(NewsUSA) - Generative artificial intelligence (GenAI) is converging with other fields in ways that will change the nature of innovation and promote a stronger, more general form of AI, according to experts at the Special Competitive Studies Project (SCSP), a bipartisan nonprofit organization. Mastering GenAI will be critical in the technology competition and the United States should adopt measures to organize, drive, and ensure it has the fuel and resources to sustain America’s role as the world’s leading innovation power.
In a new report, SCSP explains how GenAI acts like an “innovation flywheel” and outlines some steps the U.S. could take to translate this innovative power into greater national security.
The flywheel includes four stages, the SCSP report explains.
1) GenAI is converging with other strategic technology sectors (biotech, energy, advanced manufacturing).
2) The resulting innovations are changing how the world works, and illustrating the immense opportunities of AI.
3) These opportunities are driving organizations – from governments to startups – to reprioritize their strategies to adapt and leverage the value of GenAI.
4) This reprioritization fuels changes in the foundational technology inputs that make GenAI work: computing hardware, algorithms, data, and talent.
For the U.S. to become a world leader in GenAI, SCSP outlines eight bold goals:
●Establish a Technology Competitiveness Council, Office of Global Competition Analysis, and a U.S. Advanced Technology Forum to execute technology strategy.
●Develop a top-down counterpart to a Digital Service Academy; this academy would teach government leaders about the latest developments in GenAI, inspired by the Senate’s AI Insight Forums.
●Scale a new model of public-private partnerships within the U.S. national laboratory system to focus on GenAI and other AI applications.
●Cooperate on national security-focused, government-led moonshots to address national security challenges and spur the innovation that leads to positions of advantage in strategic technologies.
●Get back to basic research in areas where GenAI converges with other scientific fields and tech sectors.

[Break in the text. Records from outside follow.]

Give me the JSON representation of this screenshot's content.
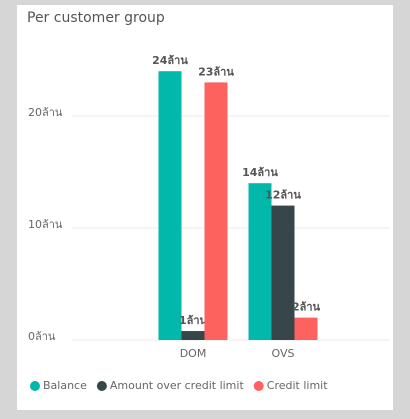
{
  "chart_data": {
    "type": "bar",
    "title": "Per customer group",
    "categories": [
      "DOM",
      "OVS"
    ],
    "series": [
      {
        "name": "Balance",
        "color": "#01B8AA",
        "values": [
          24,
          14
        ],
        "value_labels": [
          "24ล้าน",
          "14ล้าน"
        ]
      },
      {
        "name": "Amount over credit limit",
        "color": "#374649",
        "values": [
          0.8,
          12
        ],
        "value_labels": [
          "1ล้าน",
          "12ล้าน"
        ]
      },
      {
        "name": "Credit limit",
        "color": "#FD625E",
        "values": [
          23,
          2
        ],
        "value_labels": [
          "23ล้าน",
          "2ล้าน"
        ]
      }
    ],
    "ylim": [
      0,
      27
    ],
    "yticks": [
      {
        "value": 0,
        "label": "0ล้าน"
      },
      {
        "value": 10,
        "label": "10ล้าน"
      },
      {
        "value": 20,
        "label": "20ล้าน"
      }
    ],
    "grid": true,
    "legend": "bottom"
  }
}
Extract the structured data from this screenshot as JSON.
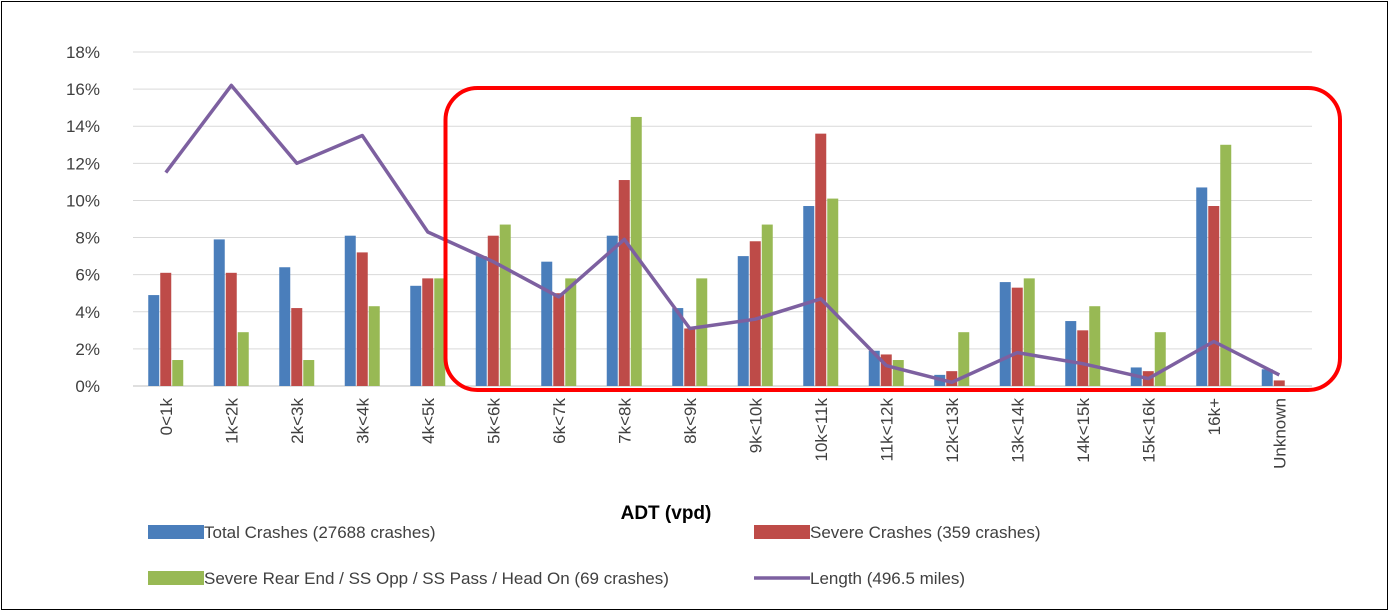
{
  "chart_data": {
    "type": "bar",
    "title": "",
    "xlabel": "ADT (vpd)",
    "ylabel": "",
    "ylim": [
      0,
      18
    ],
    "y_tick_step": 2,
    "y_tick_suffix": "%",
    "grid": true,
    "legend_position": "bottom",
    "categories": [
      "0<1k",
      "1k<2k",
      "2k<3k",
      "3k<4k",
      "4k<5k",
      "5k<6k",
      "6k<7k",
      "7k<8k",
      "8k<9k",
      "9k<10k",
      "10k<11k",
      "11k<12k",
      "12k<13k",
      "13k<14k",
      "14k<15k",
      "15k<16k",
      "16k+",
      "Unknown"
    ],
    "series": [
      {
        "name": "Total Crashes (27688 crashes)",
        "kind": "bar",
        "color": "#4a7ebb",
        "values": [
          4.9,
          7.9,
          6.4,
          8.1,
          5.4,
          7.0,
          6.7,
          8.1,
          4.2,
          7.0,
          9.7,
          1.9,
          0.6,
          5.6,
          3.5,
          1.0,
          10.7,
          0.9
        ]
      },
      {
        "name": "Severe Crashes (359 crashes)",
        "kind": "bar",
        "color": "#be4b48",
        "values": [
          6.1,
          6.1,
          4.2,
          7.2,
          5.8,
          8.1,
          5.0,
          11.1,
          3.1,
          7.8,
          13.6,
          1.7,
          0.8,
          5.3,
          3.0,
          0.8,
          9.7,
          0.3
        ]
      },
      {
        "name": "Severe Rear End / SS Opp / SS Pass / Head On (69 crashes)",
        "kind": "bar",
        "color": "#98b954",
        "values": [
          1.4,
          2.9,
          1.4,
          4.3,
          5.8,
          8.7,
          5.8,
          14.5,
          5.8,
          8.7,
          10.1,
          1.4,
          2.9,
          5.8,
          4.3,
          2.9,
          13.0,
          0.0
        ]
      },
      {
        "name": "Length (496.5 miles)",
        "kind": "line",
        "color": "#7d60a0",
        "values": [
          11.5,
          16.2,
          12.0,
          13.5,
          8.3,
          6.7,
          4.8,
          7.9,
          3.1,
          3.6,
          4.7,
          1.1,
          0.2,
          1.8,
          1.2,
          0.4,
          2.4,
          0.6
        ]
      }
    ],
    "highlight_box": {
      "color": "#ff0000",
      "from_category": "5k<6k",
      "to_category": "Unknown"
    }
  }
}
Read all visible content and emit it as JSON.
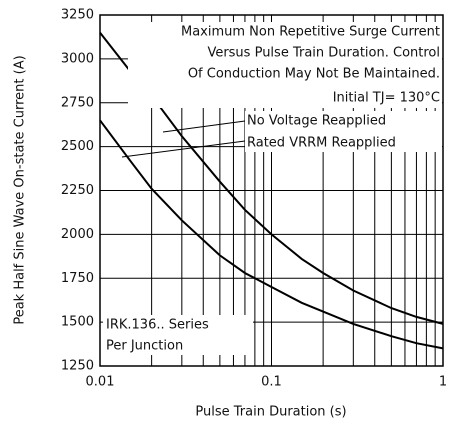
{
  "chart_data": {
    "type": "line",
    "xlabel": "Pulse Train Duration (s)",
    "ylabel": "Peak Half Sine Wave On-state Current (A)",
    "annotations": [
      "Maximum Non Repetitive Surge Current",
      "Versus Pulse Train Duration. Control",
      "Of Conduction May Not Be Maintained.",
      "Initial TJ= 130°C"
    ],
    "device_label": [
      "IRK.136.. Series",
      "Per Junction"
    ],
    "x": [
      0.01,
      0.015,
      0.02,
      0.03,
      0.05,
      0.07,
      0.1,
      0.15,
      0.2,
      0.3,
      0.5,
      0.7,
      1
    ],
    "series": [
      {
        "name": "No Voltage Reapplied",
        "color": "#000000",
        "values": [
          3150,
          2930,
          2790,
          2560,
          2300,
          2140,
          2000,
          1860,
          1780,
          1680,
          1580,
          1530,
          1490
        ]
      },
      {
        "name": "Rated VRRM Reapplied",
        "color": "#000000",
        "values": [
          2650,
          2420,
          2260,
          2080,
          1880,
          1780,
          1700,
          1610,
          1560,
          1490,
          1420,
          1380,
          1350
        ]
      }
    ],
    "xlim": [
      0.01,
      1
    ],
    "xticks": [
      0.01,
      0.1,
      1
    ],
    "xminor": [
      0.02,
      0.03,
      0.04,
      0.05,
      0.06,
      0.07,
      0.08,
      0.09,
      0.2,
      0.3,
      0.4,
      0.5,
      0.6,
      0.7,
      0.8,
      0.9
    ],
    "xlog": true,
    "ylim": [
      1250,
      3250
    ],
    "yticks": [
      1250,
      1500,
      1750,
      2000,
      2250,
      2500,
      2750,
      3000,
      3250
    ],
    "grid": true
  }
}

●Expand overall federal funding for research & development, starting with increases to federal non-defense AI, that would jumpstart GenAI’s potential to accelerate innovation itself.
●Start a GenAI-enabled rapid grant program
●Establish an annual technology innovation fund to support investment in strategic technology targets.
“The current GenAI moment is an opportunity to get federal R&D spending – the lifeblood of innovation – back on track,” according to SCSP.